Als Nachschlag zur Retrospektive im letzten Programm zeigt das Filmpodium als Premiere Atom Egoyans neusten Film Remember. Dieses Roadmovie, dessen Handlung Parallelen zu Paolo Sorrentinos This Must Be the Place aufweist, wird zur Reflexion über Erinnerung und Vergessen, Schuld und Sühne.
Zev Gutman lebt im Altersheim und hat vor kurzem seine Frau Ruth verloren. Das muss er sich aber immer wieder in Erinnerung rufen, denn seine fortschreitende Demenz raubt ihm das Gedächtnis. Nun wird der trauernde Witwer von seinem gebrechlichen Freund Max auf eine längst vereinbarte Mission geschickt: Zev soll den Mann aufspüren, der vor siebzig Jahren in Auschwitz ihre beiden Familien ausgelöscht hat, und ihn richten. Der einstige SS-Mann lebt in Nordamerika unter dem Decknamen Rudy Kurlander, und Max gibt Zev Geld und Anweisungen, wie er die vier Männer, die so heissen, aufspüren kann. Zevs Reise droht immer wieder an seiner Verwirrtheit zu scheitern, aber nach mehreren falschen Anläufen kommt es doch noch zur Abrechnung.
«Die Suche nach verborgenen Wahrheiten war von jeher der Motor der Filme von Atom Egoyan, sie kreisen obsessiv um private und historische Lügen und Geheimnisse, vom Kindesmissbrauch in The Sweet Hereafter bis zum Genozid an den Armeniern in Ararat. Jetzt liefert ihm das Drehbuchdebüt von Benjamin August eine böse Intrige um den Massenmord an den Juden. In betont einfachen Bildern, ganz ohne Rückblenden, verzahnt er das intime Schicksal der Demenz mit dem Drama der historischen Verdrängung, setzt die Sehnsucht nach Erinnerung in ein Spannungsverhältnis zur Gnade des Vergessens.
Zum zweiten Mal nach Ararat spielt Christopher Plummer für Egoyan den Wahrheitssucher, mit verlorenem Blick und brüchigen Bewegungen tastet er sich, von der Gegenwart überfordert, durch den Nebel der Erinnerung. Er ist auf einer Reise ins dunkle Innere seiner eigenen Geschichte.» (Anke Sterneborg, Süddeutsche Zeitung, 3.1.2016)

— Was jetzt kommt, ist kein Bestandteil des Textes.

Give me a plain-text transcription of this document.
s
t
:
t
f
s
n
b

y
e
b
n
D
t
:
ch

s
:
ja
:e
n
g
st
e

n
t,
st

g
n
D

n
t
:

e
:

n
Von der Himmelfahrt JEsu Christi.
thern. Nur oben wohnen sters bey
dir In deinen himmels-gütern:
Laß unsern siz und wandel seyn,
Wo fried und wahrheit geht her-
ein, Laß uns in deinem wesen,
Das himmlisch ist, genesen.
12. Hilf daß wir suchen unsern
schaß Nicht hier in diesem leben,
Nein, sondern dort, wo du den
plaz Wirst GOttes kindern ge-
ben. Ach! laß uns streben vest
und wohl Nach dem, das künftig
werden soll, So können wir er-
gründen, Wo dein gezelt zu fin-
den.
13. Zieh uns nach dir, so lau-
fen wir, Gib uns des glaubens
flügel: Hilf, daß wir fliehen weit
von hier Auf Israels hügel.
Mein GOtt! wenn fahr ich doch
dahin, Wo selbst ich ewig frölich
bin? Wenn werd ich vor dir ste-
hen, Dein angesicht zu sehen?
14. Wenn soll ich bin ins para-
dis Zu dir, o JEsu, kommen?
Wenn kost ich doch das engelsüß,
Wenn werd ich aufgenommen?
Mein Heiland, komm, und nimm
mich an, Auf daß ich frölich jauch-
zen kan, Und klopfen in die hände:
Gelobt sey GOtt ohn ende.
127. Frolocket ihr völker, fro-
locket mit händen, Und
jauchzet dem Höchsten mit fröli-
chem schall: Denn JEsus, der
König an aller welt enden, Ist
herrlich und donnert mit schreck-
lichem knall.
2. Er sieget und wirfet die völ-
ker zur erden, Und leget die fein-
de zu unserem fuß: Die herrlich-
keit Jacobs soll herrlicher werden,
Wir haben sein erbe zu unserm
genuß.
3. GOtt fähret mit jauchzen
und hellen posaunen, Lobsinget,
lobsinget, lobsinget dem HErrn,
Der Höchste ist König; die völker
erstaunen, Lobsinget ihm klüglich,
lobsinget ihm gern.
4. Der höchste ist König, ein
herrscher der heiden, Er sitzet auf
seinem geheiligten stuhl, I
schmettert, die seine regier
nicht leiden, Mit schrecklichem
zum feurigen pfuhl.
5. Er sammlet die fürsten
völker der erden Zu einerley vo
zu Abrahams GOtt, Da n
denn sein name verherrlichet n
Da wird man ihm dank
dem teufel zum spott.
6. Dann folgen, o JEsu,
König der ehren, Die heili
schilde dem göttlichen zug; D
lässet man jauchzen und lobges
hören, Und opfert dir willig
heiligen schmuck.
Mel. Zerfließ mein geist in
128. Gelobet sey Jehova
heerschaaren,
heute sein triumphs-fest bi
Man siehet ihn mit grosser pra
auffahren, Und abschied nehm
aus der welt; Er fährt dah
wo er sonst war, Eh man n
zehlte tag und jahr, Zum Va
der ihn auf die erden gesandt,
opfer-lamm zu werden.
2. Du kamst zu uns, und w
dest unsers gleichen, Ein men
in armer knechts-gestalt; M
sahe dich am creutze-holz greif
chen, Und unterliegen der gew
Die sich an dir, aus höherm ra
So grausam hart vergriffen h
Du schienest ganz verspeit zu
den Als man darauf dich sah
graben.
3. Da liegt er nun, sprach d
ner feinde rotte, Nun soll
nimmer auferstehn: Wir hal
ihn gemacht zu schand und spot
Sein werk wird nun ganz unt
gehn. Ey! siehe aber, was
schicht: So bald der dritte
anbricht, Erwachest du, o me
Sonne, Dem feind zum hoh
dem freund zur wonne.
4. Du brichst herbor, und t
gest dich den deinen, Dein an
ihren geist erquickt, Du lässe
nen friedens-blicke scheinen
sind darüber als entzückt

Der greise, zunehmend demente Zev Gutman soll nach dem Tod seiner Gattin eine letzte Mission erfüllen: Sein Freund Max, der im selben Altersheim wohnt, aber an den Rollstuhl gefesselt ist, hat für Zev einen detaillierten Plan entworfen. Er soll den Mann aufspüren, der einst in Auschwitz ihre beiden Familien ermordet hat, und ihn umbringen. Der Täter lebt unter dem Decknamen Rudy Kurlander, und in den USA und Kanada hat Max vier Männer ausgemacht, die sich so nennen. Zevs Irrfahrt von einem Kurlander zum andern führt ihn nicht nur kreuz und quer durch Amerika, sondern auch in die nebligen Gefilde seiner eigenen Erinnerung.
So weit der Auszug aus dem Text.